File systems are part of the plumbing of the operating system. They are essential to proper operation but when everything is working properly, nobody really notices they are there. Only when things go wrong does anyone notice. So it is within this world that I will delve.
The place to start is to even attempt to define file systems. While you might think this is simple, it turns out to be surprisingly challenging. So I’ll approach it by providing some examples and then delving into what means to be a file system.
Media File Systems
The easiest place to start is in the concept of the media file system. “Media” in this context means any tangible medium on which we can systematically record and/or read persistent information. Examples would include disks, tapes, non-volatile memory, or optical media. Whether or not RAM file systems fall into this category is an interesting question – and it helps demonstrate my point that pinning down this concept is more challenging than one might otherwise think.

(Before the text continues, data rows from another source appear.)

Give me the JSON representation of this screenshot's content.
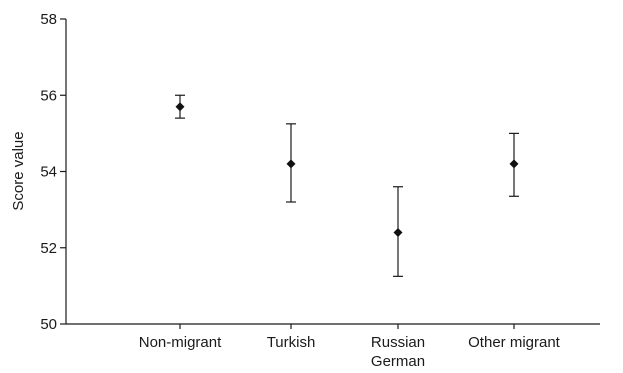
{
  "chart_data": {
    "type": "scatter",
    "title": "",
    "xlabel": "",
    "ylabel": "Score value",
    "ylim": [
      50,
      58
    ],
    "yticks": [
      50,
      52,
      54,
      56,
      58
    ],
    "grid": false,
    "categories": [
      [
        "Non-migrant"
      ],
      [
        "Turkish"
      ],
      [
        "Russian",
        "German"
      ],
      [
        "Other migrant"
      ]
    ],
    "series": [
      {
        "values": [
          55.7,
          54.2,
          52.4,
          54.2
        ],
        "lower": [
          55.4,
          53.2,
          51.25,
          53.35
        ],
        "upper": [
          56.0,
          55.25,
          53.6,
          55.0
        ]
      }
    ]
  }
}
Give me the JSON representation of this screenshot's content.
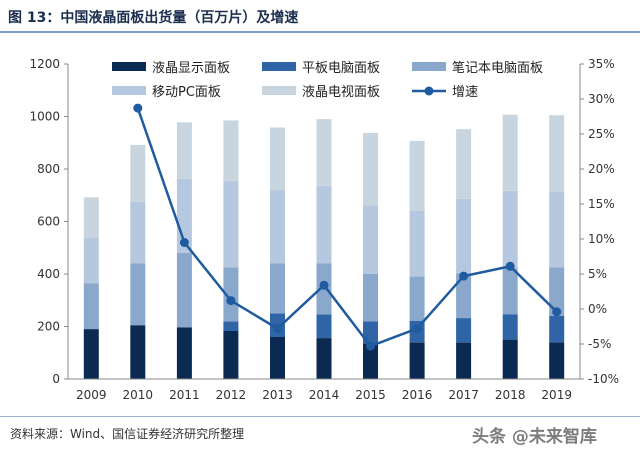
{
  "header": {
    "figure_title": "图 13：中国液晶面板出货量（百万片）及增速"
  },
  "footer": {
    "source": "资料来源：Wind、国信证券经济研究所整理",
    "watermark": "头条 @未来智库"
  },
  "colors": {
    "s1": "#0b2a52",
    "s2": "#2f64a6",
    "s3": "#8aa8cc",
    "s4": "#b5c8e0",
    "s5": "#c8d5de",
    "line": "#1f5b9e"
  },
  "chart_data": {
    "type": "bar",
    "stacked": true,
    "title": "中国液晶面板出货量（百万片）及增速",
    "categories": [
      "2009",
      "2010",
      "2011",
      "2012",
      "2013",
      "2014",
      "2015",
      "2016",
      "2017",
      "2018",
      "2019"
    ],
    "y_left": {
      "min": 0,
      "max": 1200,
      "ticks": [
        "0",
        "200",
        "400",
        "600",
        "800",
        "1000",
        "1200"
      ]
    },
    "y_right": {
      "min": -10,
      "max": 35,
      "ticks": [
        "-10%",
        "-5%",
        "0%",
        "5%",
        "10%",
        "15%",
        "20%",
        "25%",
        "30%",
        "35%"
      ]
    },
    "series": [
      {
        "name": "液晶显示面板",
        "values": [
          190,
          205,
          197,
          183,
          160,
          156,
          135,
          140,
          140,
          150,
          140
        ]
      },
      {
        "name": "平板电脑面板",
        "values": [
          0,
          0,
          0,
          37,
          90,
          90,
          85,
          82,
          92,
          97,
          100
        ]
      },
      {
        "name": "笔记本电脑面板",
        "values": [
          175,
          235,
          283,
          205,
          190,
          195,
          180,
          168,
          170,
          175,
          185
        ]
      },
      {
        "name": "移动PC面板",
        "values": [
          175,
          235,
          283,
          330,
          278,
          295,
          262,
          250,
          285,
          295,
          290
        ]
      },
      {
        "name": "液晶电视面板",
        "values": [
          152,
          217,
          215,
          230,
          240,
          254,
          275,
          267,
          265,
          290,
          290
        ]
      }
    ],
    "line_series": {
      "name": "增速",
      "axis": "right",
      "values": [
        null,
        28.7,
        9.5,
        1.2,
        -2.8,
        3.4,
        -5.3,
        -2.8,
        4.7,
        6.1,
        -0.4
      ]
    },
    "legend": [
      "液晶显示面板",
      "平板电脑面板",
      "笔记本电脑面板",
      "移动PC面板",
      "液晶电视面板",
      "增速"
    ],
    "legend_position": "top"
  }
}
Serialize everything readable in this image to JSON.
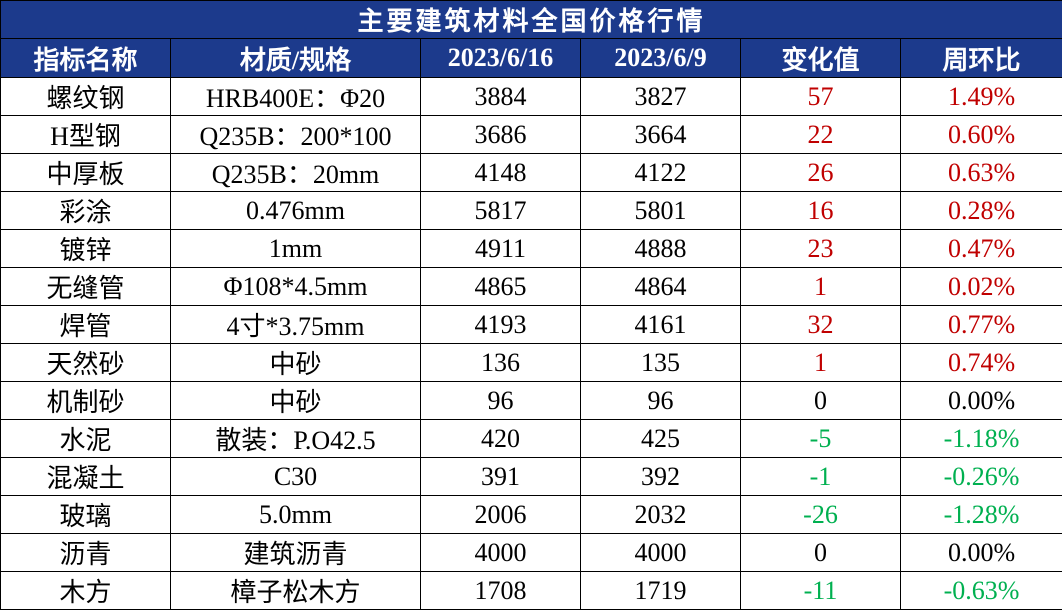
{
  "title": "主要建筑材料全国价格行情",
  "table": {
    "header": [
      "指标名称",
      "材质/规格",
      "2023/6/16",
      "2023/6/9",
      "变化值",
      "周环比"
    ],
    "rows": [
      [
        "螺纹钢",
        "HRB400E：Φ20",
        "3884",
        "3827",
        "57",
        "1.49%"
      ],
      [
        "H型钢",
        "Q235B：200*100",
        "3686",
        "3664",
        "22",
        "0.60%"
      ],
      [
        "中厚板",
        "Q235B：20mm",
        "4148",
        "4122",
        "26",
        "0.63%"
      ],
      [
        "彩涂",
        "0.476mm",
        "5817",
        "5801",
        "16",
        "0.28%"
      ],
      [
        "镀锌",
        "1mm",
        "4911",
        "4888",
        "23",
        "0.47%"
      ],
      [
        "无缝管",
        "Φ108*4.5mm",
        "4865",
        "4864",
        "1",
        "0.02%"
      ],
      [
        "焊管",
        "4寸*3.75mm",
        "4193",
        "4161",
        "32",
        "0.77%"
      ],
      [
        "天然砂",
        "中砂",
        "136",
        "135",
        "1",
        "0.74%"
      ],
      [
        "机制砂",
        "中砂",
        "96",
        "96",
        "0",
        "0.00%"
      ],
      [
        "水泥",
        "散装：P.O42.5",
        "420",
        "425",
        "-5",
        "-1.18%"
      ],
      [
        "混凝土",
        "C30",
        "391",
        "392",
        "-1",
        "-0.26%"
      ],
      [
        "玻璃",
        "5.0mm",
        "2006",
        "2032",
        "-26",
        "-1.28%"
      ],
      [
        "沥青",
        "建筑沥青",
        "4000",
        "4000",
        "0",
        "0.00%"
      ],
      [
        "木方",
        "樟子松木方",
        "1708",
        "1719",
        "-11",
        "-0.63%"
      ]
    ]
  }
}
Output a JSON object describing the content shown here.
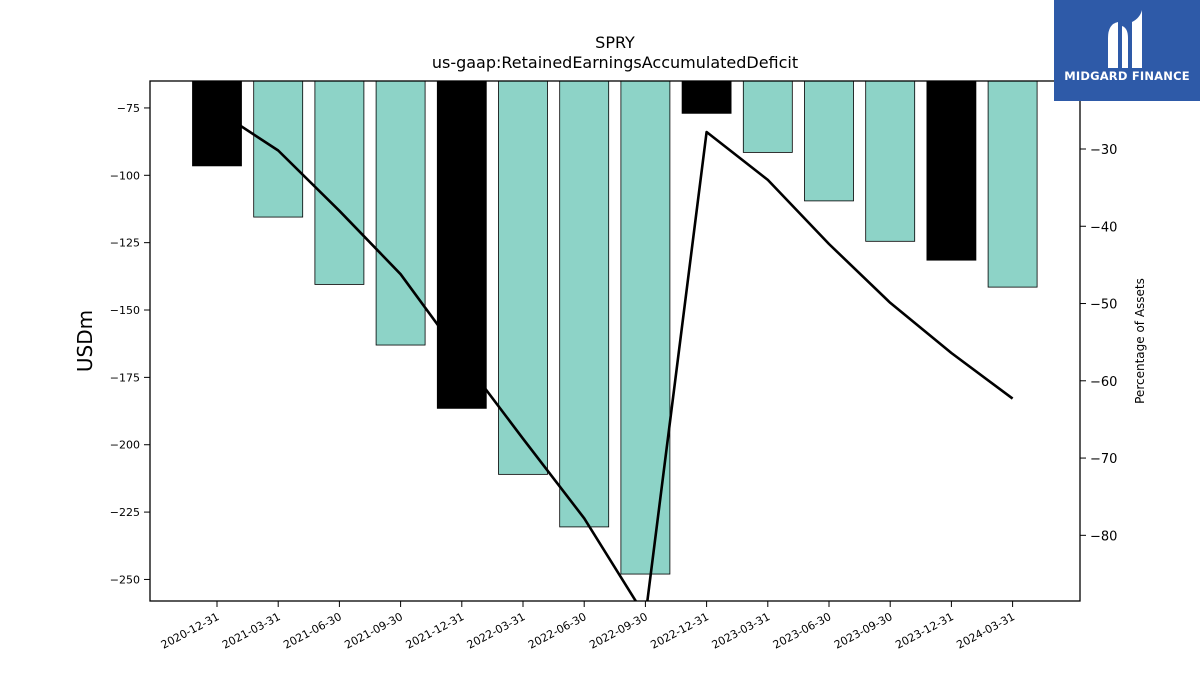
{
  "brand": {
    "name": "MIDGARD FINANCE",
    "color": "#2e5aa8"
  },
  "chart_data": {
    "type": "bar",
    "title": "SPRY",
    "subtitle": "us-gaap:RetainedEarningsAccumulatedDeficit",
    "ylabel": "USDm",
    "y2label": "Percentage of Assets",
    "categories": [
      "2020-12-31",
      "2021-03-31",
      "2021-06-30",
      "2021-09-30",
      "2021-12-31",
      "2022-03-31",
      "2022-06-30",
      "2022-09-30",
      "2022-12-31",
      "2023-03-31",
      "2023-06-30",
      "2023-09-30",
      "2023-12-31",
      "2024-03-31"
    ],
    "series": [
      {
        "axis": "left",
        "type": "bar",
        "values": [
          -96.5,
          -115.5,
          -140.5,
          -163,
          -186.5,
          -211,
          -230.5,
          -248,
          -77,
          -91.5,
          -109.5,
          -124.5,
          -131.5,
          -141.5
        ],
        "colors": [
          "#000000",
          "#8dd3c7",
          "#8dd3c7",
          "#8dd3c7",
          "#000000",
          "#8dd3c7",
          "#8dd3c7",
          "#8dd3c7",
          "#000000",
          "#8dd3c7",
          "#8dd3c7",
          "#8dd3c7",
          "#000000",
          "#8dd3c7"
        ]
      },
      {
        "axis": "right",
        "type": "line",
        "color": "#000000",
        "values": [
          -25,
          -30.2,
          -38,
          -46.2,
          -57,
          -67.5,
          -77.8,
          -90.5,
          -27.8,
          -34,
          -42.3,
          -49.9,
          -56.4,
          -62.3
        ]
      }
    ],
    "ylim": [
      -258,
      -65
    ],
    "y2lim": [
      -88.5,
      -21.2
    ],
    "yticks": [
      -75,
      -100,
      -125,
      -150,
      -175,
      -200,
      -225,
      -250
    ],
    "y2ticks": [
      -30,
      -40,
      -50,
      -60,
      -70,
      -80
    ],
    "grid": false
  }
}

Disk drives are typically what most people think of first for this category, though we now often view solid-state disk drives in the same category. File systems reside on top of media devices and keep track of the organization of the data itself. Some file systems can span multiple disk, or use transactional journals, or provide resilience against errors in the media itself. The continuum here is surprisingly broad, but in the end the purpose of the file system is to map from the vagaries of the media to a (mostly) uniform model of behavior so application programs “just work”.
Network File Systems
As we added computers to networks, we found it useful to be able to transfer information stored on one computer to another. This permitted applications to access data, regardless of where it was actually stored. By constructing a file system that uses a remote access protocol, we can present the remote storage device to the local system as if it were just a local file system – or rather, almost the same.
Good examples of this include the Network File System (NFS) originally developed by SUN Microsystems in the 1980s and the Andrew File System (AFS) originally developed by Carnegie-Mellon University in the same time period. These days many people also use the Server Message Block (SMB) based network file systems; the roots of this are also back in the 1980s. All three of these remain in use today, in fact, though they have evolved from the earliest versions.
Key-Value Stores
There is considerable overlap between the world of file systems and databases. Several early file systems were really just single level lookup mechanisms, rather than the hierarchical name space that is so common these days. It is actually common to implement file systems so that hierarchy is added to a flat indexed name space (a “flat” file system). These are in essence one form of key-value store. Some file systems permit addressing by using keys, whether explicitly assigned or implicitly generated. A subsection of the literature focus more on this type of file system and I will make sure to cover several of these.
Name Spaces
Sometimes a file system is more about the namespace than anything else. For example the proc file system does not actually reside on top of any sort of storage. The name space provides a convenient way to find information that is generated on demand. In these cases, it is the name space that really matters, not how the information is stored.
This conflation of storage, presentation, and name-space add to the richness and complexity of work being done in file systems. My goal is to explore these issues, by reviewing the literature.